Several influential local women agreed. While they would like to see the club open, they say it has lost its central role in the city.
“Why would I want to join?” said former Colorado Springs Mayor Mary Lou Makepeace, echoing the comments of many. “This is 2011, not the turn of the century. It just does not matter that much anymore.”
'NOT FAIR TO SINGLE' OUT
Defenders of the El Paso Club’s men-only rules are quick to point out that there are plenty of other single-sex organizations in the city from the all-women Artemis club to the all-male Cooking Club.
“It’s not fair to single us out as the bad guys,” Kilgore said.
In fact, he said, the club plans to start offering “corporate memberships” that will allow companies to use the club’s dining and meeting rooms.
“If an all-woman law firm wants to join, they can,” Kilgore said.
Of course, the women still won’t be able to vote or venture up to the club’s second floor.
“Why would women go for a second-class deal like that?” Fischer said.
He does not expect the plan to work and said proponents of admitting women will continue their efforts.
Allowing women as full voting members is the only way forward, he said. “If we don’t do it relatively soon, the club is going to be history.”

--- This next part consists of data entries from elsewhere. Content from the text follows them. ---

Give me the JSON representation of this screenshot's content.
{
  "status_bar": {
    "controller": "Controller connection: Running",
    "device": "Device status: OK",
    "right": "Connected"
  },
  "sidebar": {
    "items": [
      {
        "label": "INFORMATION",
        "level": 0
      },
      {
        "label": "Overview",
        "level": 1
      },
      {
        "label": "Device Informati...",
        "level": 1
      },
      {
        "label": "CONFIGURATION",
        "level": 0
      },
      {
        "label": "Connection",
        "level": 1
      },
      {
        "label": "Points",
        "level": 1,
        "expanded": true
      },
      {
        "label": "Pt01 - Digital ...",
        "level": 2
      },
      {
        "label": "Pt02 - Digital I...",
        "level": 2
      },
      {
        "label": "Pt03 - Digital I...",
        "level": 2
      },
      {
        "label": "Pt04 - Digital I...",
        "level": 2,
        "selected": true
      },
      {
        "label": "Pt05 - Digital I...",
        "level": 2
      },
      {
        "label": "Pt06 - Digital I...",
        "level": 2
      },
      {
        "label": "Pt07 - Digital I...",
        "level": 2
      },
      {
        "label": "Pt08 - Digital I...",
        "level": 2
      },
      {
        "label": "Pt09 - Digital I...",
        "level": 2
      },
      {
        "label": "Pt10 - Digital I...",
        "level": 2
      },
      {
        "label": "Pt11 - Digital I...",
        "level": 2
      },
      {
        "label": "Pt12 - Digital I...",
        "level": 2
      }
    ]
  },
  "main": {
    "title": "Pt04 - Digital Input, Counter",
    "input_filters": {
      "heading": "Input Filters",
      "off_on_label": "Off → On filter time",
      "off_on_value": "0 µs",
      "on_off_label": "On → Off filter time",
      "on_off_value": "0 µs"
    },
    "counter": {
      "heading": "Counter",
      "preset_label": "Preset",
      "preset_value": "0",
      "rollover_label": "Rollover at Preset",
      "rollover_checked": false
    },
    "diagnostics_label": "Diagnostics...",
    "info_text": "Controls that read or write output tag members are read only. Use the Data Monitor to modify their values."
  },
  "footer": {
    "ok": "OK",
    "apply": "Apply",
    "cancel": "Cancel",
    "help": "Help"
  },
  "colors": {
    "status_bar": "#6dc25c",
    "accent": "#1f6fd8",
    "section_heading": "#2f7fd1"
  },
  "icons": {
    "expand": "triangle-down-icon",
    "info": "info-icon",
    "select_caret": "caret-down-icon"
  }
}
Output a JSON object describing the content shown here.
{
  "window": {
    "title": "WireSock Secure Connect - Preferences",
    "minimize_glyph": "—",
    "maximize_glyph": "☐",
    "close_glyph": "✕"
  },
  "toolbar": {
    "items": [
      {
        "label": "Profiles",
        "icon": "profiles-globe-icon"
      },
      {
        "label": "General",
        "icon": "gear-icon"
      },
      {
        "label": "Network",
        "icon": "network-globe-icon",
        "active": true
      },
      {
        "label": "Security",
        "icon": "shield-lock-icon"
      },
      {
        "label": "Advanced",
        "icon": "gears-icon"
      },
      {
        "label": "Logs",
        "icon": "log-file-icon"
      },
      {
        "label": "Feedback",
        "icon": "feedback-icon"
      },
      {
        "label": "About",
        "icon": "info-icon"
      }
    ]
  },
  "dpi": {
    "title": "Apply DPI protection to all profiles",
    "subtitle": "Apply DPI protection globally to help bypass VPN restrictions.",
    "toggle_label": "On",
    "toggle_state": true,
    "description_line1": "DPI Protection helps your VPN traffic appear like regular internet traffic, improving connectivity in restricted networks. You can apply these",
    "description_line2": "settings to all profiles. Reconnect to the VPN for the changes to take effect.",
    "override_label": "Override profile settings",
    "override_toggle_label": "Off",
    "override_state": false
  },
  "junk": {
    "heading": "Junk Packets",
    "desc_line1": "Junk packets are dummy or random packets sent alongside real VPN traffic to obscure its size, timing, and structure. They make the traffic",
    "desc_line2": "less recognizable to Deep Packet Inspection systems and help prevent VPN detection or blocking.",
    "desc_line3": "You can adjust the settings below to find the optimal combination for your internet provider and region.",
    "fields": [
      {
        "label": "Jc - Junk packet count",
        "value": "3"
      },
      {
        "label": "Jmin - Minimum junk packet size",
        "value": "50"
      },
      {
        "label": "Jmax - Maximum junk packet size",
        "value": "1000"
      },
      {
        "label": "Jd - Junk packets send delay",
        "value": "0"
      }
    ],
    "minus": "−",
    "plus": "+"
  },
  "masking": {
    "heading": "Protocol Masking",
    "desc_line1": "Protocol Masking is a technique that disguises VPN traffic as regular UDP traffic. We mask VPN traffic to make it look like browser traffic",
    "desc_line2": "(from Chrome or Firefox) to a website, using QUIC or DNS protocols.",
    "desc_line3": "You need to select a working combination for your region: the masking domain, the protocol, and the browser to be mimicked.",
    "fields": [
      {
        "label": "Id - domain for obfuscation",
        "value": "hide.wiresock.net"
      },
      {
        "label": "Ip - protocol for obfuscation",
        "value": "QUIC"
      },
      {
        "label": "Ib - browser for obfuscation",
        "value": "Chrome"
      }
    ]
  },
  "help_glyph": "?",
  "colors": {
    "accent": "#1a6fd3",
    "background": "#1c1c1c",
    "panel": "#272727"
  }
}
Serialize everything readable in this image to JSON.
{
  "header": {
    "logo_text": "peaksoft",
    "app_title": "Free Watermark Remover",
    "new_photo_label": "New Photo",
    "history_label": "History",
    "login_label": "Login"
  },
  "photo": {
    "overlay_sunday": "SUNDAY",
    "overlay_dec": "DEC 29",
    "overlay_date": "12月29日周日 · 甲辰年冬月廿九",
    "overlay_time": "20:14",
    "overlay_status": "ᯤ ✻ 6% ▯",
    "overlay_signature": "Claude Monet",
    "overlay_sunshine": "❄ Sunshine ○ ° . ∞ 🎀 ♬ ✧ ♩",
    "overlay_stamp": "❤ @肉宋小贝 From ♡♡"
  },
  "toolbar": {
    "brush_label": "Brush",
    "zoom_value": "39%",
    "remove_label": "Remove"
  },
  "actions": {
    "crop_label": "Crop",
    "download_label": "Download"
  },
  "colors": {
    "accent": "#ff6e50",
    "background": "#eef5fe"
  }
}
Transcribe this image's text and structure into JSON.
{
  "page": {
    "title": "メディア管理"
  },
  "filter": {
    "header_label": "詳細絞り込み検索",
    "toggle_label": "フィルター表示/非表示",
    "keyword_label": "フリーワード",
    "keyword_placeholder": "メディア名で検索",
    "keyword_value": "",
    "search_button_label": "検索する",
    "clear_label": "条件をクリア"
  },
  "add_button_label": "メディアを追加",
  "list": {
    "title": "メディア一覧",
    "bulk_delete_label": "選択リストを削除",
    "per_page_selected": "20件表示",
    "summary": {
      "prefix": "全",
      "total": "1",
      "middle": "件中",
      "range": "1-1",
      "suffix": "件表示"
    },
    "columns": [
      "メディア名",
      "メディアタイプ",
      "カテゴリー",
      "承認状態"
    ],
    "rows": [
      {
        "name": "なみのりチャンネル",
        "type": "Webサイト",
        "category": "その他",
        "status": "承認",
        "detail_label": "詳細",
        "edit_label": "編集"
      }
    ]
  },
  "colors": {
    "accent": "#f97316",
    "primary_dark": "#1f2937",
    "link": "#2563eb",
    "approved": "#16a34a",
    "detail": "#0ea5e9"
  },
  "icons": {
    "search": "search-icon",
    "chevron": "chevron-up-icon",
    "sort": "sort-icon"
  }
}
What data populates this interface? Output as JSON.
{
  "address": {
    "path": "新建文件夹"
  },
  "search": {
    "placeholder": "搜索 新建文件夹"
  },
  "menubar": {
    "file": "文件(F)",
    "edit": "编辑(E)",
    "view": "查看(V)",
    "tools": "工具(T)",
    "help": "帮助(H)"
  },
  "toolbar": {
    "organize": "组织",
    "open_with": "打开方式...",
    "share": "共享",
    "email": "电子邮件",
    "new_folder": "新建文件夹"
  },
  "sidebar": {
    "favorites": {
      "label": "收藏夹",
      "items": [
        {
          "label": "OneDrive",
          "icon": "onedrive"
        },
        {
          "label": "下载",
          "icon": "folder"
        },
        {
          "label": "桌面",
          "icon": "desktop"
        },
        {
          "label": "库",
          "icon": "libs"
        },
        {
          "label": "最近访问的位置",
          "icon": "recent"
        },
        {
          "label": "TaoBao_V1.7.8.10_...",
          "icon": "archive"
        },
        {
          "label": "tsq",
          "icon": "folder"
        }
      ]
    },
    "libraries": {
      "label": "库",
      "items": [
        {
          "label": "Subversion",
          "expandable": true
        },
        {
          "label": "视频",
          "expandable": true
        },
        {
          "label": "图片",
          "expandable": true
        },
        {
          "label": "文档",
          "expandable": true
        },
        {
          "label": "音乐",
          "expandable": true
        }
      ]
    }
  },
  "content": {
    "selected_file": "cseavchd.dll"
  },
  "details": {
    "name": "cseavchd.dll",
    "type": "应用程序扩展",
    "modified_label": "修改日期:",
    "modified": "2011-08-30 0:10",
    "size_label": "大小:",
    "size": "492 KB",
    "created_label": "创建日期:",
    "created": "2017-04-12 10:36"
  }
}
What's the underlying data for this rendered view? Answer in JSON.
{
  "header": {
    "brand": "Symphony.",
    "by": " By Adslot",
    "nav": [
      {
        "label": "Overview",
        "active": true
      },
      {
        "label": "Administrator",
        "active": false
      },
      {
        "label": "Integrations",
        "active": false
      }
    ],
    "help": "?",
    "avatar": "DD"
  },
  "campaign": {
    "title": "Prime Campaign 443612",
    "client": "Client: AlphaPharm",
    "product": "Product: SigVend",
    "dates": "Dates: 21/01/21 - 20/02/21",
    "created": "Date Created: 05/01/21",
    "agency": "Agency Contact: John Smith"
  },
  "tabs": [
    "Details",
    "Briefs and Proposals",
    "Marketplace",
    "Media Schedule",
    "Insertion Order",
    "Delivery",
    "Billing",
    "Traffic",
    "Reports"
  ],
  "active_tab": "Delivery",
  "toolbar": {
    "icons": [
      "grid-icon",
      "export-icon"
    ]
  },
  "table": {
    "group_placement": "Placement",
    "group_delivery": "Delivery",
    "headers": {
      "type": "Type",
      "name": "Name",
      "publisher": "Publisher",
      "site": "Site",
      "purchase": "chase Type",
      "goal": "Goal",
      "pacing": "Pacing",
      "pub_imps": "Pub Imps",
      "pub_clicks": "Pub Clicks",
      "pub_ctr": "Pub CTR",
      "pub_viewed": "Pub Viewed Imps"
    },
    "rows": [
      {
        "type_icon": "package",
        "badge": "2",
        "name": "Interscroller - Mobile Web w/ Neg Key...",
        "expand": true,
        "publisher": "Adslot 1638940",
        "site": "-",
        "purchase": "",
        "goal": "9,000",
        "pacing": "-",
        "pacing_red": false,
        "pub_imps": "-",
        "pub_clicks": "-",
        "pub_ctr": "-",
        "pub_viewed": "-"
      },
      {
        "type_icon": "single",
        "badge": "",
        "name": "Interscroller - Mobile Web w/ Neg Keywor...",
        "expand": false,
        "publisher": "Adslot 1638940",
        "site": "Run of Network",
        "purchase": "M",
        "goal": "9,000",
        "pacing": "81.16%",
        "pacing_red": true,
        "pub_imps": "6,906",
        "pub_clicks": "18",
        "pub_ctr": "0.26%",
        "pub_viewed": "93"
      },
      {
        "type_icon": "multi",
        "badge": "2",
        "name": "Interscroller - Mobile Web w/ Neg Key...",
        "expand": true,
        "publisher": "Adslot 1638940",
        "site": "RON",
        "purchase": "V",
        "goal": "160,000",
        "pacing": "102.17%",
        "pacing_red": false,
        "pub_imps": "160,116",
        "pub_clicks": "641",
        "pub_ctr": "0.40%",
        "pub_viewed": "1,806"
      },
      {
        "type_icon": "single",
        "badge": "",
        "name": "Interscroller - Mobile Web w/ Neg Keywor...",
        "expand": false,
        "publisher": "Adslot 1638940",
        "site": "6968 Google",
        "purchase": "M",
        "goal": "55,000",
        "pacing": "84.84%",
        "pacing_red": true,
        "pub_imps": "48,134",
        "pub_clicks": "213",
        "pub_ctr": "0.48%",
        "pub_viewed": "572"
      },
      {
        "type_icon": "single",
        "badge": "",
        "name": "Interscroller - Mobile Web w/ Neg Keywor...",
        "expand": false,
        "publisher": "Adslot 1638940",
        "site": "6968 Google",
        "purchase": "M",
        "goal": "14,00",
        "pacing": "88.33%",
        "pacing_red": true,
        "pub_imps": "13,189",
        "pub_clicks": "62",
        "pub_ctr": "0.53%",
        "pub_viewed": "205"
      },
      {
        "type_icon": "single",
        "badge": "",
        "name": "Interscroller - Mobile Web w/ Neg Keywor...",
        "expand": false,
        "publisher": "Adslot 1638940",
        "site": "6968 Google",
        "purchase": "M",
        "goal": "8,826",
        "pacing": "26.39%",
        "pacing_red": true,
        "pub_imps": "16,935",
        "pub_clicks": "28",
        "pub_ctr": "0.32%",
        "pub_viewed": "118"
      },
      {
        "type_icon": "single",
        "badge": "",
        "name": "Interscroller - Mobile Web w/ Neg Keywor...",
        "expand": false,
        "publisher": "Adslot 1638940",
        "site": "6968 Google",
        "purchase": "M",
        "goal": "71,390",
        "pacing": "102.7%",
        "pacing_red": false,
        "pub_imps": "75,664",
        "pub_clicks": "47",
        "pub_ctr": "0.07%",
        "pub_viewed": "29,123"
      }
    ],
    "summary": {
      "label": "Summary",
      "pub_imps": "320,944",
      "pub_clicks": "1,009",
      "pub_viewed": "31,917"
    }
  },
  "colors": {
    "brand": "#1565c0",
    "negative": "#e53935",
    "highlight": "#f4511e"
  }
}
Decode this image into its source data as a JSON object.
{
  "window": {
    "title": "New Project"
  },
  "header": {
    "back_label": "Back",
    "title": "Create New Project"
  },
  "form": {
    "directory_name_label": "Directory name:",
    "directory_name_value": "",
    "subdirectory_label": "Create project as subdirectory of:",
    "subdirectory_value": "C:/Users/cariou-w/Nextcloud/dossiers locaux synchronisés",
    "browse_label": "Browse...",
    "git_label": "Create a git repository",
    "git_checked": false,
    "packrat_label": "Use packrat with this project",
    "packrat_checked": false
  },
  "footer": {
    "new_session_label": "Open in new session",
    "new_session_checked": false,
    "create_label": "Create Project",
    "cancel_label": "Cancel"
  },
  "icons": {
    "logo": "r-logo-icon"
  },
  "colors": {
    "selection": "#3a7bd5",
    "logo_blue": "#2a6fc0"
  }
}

He pointed to the Winter Nights Club, an all-male banquet club started at The Broadmoor in 1902. In 2004, after an ugly debate, the club opened to women.
“It was aging and shrinking,” former club president Larry Gaddis said.
Now, Gaddis said, women make up a third of the membership and have brought with them a new generation of young professional men.
“One of the advantages of any club is the people you meet and the contacts you make. The people now at the Winter Nights are the movers and the shakers,” he said.
“I have friends who groused about the change,” he said. “We had members who quit. Anytime in this world you have a change, you are going to have people who are upset, even if it is a change for the better.”